Frage: "Wie fällt die Unterstützung von BMW während der Saison aus?"
Turkington: "Mein Team RAC und ich wurden sehr gut von BMW unterstützt. Wann auch immer wir eine Frage stellen - wir bekommen garantiert eine Antwort. BMW ist uns eine große Hilfe, sie haben immer einige Tipps und Ratschläge parat."

"Das ist sehr wichtig. Man darf nicht vergessen, dass die BTCC eine sehr konkurrenzfähige Meisterschaft ist, in der es einige sehr gute Fahrer und einige sehr gute Autos gibt. Da brauchst du einfach so viel Wissen, wie du nur kriegen kannst. Wir genießen eine tolle Unterstützung - obwohl wir 'nur' ein Privatteam sind. Ihre Hilfe ist wirklich unschätzbar."

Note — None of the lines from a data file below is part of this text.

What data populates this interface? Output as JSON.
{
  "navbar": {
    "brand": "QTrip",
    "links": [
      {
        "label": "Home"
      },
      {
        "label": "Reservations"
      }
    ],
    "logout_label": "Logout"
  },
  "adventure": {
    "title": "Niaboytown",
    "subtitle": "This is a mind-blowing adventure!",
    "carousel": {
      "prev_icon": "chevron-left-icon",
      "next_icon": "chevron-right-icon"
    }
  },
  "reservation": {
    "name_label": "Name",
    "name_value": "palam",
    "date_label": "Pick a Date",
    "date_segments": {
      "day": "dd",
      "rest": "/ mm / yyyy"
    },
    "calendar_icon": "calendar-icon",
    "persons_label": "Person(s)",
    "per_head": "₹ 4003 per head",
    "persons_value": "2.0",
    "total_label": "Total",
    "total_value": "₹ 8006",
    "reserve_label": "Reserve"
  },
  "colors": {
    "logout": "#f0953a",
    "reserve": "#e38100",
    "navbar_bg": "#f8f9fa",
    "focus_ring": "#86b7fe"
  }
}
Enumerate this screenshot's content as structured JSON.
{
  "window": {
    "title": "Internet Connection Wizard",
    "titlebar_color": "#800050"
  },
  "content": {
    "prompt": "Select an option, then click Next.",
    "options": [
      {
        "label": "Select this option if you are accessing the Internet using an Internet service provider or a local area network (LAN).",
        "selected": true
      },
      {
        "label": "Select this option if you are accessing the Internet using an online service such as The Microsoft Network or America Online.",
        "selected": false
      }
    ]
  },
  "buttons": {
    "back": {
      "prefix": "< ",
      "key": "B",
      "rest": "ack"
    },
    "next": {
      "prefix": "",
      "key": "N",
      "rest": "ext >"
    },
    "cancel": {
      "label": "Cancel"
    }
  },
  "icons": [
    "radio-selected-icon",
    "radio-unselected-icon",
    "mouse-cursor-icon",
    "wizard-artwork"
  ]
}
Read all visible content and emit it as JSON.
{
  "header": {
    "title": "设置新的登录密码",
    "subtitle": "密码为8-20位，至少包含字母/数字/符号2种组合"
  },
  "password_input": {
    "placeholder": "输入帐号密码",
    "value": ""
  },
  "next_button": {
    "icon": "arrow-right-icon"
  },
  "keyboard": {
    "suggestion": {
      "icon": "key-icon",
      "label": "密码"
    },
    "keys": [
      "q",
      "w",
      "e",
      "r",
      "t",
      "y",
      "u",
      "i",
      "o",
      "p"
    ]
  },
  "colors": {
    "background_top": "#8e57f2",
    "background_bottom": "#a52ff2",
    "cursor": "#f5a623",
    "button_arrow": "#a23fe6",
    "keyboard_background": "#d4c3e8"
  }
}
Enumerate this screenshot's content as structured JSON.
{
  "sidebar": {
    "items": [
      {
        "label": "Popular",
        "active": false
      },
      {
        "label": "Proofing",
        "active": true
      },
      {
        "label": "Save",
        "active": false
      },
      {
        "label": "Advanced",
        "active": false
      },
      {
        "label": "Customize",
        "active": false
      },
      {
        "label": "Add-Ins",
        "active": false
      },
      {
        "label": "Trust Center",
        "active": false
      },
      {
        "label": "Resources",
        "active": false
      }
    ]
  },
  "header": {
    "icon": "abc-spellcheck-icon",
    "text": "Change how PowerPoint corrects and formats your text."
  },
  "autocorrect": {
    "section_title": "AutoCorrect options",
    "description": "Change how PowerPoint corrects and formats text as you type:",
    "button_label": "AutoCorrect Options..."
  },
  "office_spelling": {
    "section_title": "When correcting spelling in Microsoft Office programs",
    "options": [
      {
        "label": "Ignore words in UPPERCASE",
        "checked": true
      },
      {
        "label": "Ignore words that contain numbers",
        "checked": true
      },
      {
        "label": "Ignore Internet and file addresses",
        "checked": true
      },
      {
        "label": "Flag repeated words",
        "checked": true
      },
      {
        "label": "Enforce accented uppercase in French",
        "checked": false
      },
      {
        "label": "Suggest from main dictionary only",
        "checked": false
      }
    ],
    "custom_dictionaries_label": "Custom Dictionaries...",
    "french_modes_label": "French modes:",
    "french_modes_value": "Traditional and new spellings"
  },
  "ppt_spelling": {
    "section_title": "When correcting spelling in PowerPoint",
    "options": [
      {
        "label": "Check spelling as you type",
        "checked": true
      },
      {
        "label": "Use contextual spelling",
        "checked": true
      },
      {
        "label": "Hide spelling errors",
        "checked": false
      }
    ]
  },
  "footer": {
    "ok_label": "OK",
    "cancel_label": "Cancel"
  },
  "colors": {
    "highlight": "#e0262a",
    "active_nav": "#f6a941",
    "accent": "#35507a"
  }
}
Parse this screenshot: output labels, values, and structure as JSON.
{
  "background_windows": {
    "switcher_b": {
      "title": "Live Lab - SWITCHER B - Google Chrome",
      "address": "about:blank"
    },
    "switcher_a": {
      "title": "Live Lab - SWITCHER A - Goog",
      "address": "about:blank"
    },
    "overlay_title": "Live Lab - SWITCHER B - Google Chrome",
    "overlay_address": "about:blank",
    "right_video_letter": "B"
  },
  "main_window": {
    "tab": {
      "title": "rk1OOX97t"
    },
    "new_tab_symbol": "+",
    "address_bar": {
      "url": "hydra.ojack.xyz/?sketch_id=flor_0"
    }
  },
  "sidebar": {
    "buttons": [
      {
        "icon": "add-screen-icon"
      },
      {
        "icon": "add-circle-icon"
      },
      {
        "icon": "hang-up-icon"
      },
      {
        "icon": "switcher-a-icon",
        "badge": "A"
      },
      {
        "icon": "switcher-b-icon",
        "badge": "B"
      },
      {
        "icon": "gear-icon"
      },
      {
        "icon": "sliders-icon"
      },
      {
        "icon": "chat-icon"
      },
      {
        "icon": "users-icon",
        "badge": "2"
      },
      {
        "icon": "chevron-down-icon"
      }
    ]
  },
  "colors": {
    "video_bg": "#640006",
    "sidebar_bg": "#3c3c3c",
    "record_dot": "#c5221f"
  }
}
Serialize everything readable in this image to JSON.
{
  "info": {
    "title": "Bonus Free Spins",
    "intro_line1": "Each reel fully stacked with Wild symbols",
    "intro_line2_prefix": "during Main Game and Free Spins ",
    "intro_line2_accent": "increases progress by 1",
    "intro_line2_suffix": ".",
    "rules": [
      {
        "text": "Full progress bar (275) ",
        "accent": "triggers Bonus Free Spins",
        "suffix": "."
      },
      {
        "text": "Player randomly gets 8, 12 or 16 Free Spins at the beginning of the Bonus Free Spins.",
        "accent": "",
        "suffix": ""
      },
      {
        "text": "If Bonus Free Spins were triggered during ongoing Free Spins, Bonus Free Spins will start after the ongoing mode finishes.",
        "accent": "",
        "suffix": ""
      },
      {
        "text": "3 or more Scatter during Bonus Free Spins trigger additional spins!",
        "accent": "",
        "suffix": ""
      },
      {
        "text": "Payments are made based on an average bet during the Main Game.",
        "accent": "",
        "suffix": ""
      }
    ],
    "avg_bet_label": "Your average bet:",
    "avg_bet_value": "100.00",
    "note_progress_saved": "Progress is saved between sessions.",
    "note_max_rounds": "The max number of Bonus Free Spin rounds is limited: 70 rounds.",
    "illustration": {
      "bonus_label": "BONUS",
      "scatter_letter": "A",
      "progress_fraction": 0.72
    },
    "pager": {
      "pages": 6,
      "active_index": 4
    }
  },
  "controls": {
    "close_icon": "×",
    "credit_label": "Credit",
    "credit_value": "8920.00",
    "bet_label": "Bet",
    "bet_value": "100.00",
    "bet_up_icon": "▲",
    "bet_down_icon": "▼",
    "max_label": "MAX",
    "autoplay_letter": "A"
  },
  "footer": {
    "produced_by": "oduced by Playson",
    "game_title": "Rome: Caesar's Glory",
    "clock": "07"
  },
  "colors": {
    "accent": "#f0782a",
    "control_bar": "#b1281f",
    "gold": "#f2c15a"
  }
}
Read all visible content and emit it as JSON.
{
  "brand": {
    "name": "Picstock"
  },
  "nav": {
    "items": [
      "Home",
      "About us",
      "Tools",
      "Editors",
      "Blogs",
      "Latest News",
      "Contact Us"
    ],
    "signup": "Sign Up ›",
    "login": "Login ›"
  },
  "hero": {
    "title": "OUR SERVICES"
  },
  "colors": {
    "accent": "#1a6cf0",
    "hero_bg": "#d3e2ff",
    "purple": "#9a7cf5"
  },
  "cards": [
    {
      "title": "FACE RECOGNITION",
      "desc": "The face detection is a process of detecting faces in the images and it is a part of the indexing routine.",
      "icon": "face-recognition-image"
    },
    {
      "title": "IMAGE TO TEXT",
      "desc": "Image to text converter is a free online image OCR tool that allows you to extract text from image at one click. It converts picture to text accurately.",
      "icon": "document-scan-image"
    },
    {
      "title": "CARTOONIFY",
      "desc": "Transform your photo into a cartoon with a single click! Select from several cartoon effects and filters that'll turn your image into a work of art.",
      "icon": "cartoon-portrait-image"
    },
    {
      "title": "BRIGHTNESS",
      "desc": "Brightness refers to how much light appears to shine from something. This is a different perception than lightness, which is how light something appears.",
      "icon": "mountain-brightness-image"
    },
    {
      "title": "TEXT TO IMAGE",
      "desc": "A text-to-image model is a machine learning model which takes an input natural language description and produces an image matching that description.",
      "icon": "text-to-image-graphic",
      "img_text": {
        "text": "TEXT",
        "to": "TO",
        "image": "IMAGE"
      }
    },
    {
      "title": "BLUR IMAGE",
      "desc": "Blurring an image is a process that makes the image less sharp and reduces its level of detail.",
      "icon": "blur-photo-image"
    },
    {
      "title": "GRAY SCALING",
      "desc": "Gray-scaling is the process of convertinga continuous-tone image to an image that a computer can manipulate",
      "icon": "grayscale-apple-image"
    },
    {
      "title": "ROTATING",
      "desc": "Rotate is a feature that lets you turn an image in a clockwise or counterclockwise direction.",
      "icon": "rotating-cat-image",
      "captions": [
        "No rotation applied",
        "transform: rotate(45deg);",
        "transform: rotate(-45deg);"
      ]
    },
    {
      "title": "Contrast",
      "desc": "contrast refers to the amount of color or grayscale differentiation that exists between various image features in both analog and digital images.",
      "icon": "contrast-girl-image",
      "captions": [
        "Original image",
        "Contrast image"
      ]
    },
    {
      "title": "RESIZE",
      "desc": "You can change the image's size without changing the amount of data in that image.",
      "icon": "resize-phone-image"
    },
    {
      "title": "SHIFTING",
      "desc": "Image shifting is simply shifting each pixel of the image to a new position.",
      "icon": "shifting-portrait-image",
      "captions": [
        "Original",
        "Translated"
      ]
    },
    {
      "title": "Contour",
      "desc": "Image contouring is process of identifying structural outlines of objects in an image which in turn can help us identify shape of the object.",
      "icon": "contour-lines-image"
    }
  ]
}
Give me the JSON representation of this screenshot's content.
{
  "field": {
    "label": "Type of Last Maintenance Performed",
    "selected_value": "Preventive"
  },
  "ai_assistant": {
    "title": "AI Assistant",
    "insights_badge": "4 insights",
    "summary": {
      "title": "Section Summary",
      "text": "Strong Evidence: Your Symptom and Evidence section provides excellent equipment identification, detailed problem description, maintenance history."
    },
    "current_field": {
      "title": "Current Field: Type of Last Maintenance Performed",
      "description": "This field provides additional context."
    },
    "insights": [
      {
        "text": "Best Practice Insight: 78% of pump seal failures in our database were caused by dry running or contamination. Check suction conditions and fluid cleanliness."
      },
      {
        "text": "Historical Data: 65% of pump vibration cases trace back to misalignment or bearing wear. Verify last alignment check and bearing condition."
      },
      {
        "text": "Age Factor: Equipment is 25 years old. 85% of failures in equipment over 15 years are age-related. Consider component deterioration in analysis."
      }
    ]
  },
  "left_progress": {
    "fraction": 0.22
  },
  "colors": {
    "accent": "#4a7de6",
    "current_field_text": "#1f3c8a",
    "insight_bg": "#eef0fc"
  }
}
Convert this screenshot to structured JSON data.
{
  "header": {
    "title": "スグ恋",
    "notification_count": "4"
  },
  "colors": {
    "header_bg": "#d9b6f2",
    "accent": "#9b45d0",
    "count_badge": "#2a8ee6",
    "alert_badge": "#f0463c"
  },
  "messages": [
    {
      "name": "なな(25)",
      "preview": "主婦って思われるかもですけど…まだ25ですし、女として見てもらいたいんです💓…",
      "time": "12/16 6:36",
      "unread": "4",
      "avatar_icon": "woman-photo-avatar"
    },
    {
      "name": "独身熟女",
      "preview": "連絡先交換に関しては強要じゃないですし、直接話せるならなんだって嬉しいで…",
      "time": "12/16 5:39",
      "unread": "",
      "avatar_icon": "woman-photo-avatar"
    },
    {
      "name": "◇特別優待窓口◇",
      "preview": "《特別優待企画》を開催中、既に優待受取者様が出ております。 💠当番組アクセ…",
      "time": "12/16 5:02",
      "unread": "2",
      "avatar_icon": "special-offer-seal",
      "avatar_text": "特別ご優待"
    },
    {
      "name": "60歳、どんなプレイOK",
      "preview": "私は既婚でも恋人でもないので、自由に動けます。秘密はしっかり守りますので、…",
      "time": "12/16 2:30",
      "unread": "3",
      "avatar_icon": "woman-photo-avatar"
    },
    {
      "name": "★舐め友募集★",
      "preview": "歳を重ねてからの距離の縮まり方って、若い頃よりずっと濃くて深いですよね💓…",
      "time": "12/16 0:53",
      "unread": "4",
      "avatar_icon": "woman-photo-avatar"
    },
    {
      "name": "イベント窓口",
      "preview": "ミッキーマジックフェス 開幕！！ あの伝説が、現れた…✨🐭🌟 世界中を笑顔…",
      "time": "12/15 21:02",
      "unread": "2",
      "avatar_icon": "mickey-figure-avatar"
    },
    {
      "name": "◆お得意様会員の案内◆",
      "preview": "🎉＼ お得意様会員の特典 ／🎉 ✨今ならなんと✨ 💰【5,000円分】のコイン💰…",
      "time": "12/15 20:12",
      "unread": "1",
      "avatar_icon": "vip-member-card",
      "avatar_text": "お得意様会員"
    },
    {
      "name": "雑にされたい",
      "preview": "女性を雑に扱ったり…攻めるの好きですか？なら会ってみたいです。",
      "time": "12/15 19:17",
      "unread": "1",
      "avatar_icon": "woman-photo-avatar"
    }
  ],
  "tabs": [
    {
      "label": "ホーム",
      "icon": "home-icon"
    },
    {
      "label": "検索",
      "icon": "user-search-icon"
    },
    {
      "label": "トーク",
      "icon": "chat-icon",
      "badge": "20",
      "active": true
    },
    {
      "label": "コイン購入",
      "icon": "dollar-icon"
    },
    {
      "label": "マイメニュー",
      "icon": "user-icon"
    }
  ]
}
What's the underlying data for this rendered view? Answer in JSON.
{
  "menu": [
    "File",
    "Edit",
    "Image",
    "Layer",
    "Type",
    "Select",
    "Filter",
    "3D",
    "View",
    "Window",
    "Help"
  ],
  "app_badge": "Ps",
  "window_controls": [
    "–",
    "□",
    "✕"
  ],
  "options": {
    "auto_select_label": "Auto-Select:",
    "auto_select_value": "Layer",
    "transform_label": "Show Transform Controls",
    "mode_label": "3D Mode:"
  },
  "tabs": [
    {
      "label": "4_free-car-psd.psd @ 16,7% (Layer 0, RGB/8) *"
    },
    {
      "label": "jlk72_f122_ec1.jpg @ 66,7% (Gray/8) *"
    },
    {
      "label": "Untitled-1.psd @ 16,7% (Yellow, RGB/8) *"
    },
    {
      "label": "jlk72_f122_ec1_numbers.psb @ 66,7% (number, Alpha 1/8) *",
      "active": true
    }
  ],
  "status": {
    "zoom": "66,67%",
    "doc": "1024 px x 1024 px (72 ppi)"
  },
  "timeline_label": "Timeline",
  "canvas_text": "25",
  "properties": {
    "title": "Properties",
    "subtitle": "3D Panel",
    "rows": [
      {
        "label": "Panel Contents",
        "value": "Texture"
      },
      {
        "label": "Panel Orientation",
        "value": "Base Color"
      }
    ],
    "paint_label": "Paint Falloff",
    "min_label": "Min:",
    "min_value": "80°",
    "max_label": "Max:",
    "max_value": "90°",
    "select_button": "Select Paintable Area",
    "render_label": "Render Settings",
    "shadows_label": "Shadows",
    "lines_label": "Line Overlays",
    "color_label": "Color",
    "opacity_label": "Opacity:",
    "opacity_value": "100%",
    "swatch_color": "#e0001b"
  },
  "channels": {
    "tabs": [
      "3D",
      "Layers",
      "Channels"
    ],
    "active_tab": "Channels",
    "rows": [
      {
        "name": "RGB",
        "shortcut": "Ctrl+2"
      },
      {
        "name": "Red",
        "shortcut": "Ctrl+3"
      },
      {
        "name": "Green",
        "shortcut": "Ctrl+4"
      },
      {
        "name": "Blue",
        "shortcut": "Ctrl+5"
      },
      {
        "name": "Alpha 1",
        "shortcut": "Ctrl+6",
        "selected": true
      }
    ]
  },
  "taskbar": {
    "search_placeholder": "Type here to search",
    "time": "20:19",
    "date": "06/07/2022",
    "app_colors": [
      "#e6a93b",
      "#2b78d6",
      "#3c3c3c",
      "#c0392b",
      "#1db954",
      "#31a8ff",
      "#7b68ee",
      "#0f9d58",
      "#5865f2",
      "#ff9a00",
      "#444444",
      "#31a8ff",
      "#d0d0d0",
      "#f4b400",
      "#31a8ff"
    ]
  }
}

Die Tourenwagen-WM lockt...

Frage: "Sprechen wir etwas über andere Serien: 2008 bist du in Brands Hatch in der WTCC an den Start gegangen und bist prompt auf das Podium gefahren. Wie hat dir diese Erfahrung gefallen?"
Turkington: "Das war einfach brillant! Ich hatte wirklich sehr viel Spaß. Vor den Rennen wusste ich allerdings nicht, wie gut wir sein könnten."

"Ich komme ja aus der BTCC, und auf einmal hatten wir es mit der WM zu tun. Ich hatte also keinerlei Erwartungen und konnte ein Traumdebüt in der WTCC hinlegen. Damit habe ich mich selbst überrascht. Das hat definitiv Lust auf mehr gemacht."

Colin Turkington

Der BMW als Meistermacher: Folgt nun der Aufstieg in die Tourenwagen-WM? Zoom

Frage: "Würdest du gerne noch einmal in der WTCC an den Start gehen?"
Turkington: "Aber klar! Ich würde furchtbar gerne noch einige weitere Rennen in der Tourenwagen-WM bestreiten. Es ist allerdings nicht gerade einfach für mein Team, das nötige Budget aufzutreiben, um in der WTCC zu fahren."

"2007 konnten wir dank eines Sponsorings in Macao antreten, doch seither ist es deutlich schwieriger geworden, das Geld zusammen zu bekommen. Hoffentlich habe ich eines Tages die Chance, es noch einmal zu versuchen."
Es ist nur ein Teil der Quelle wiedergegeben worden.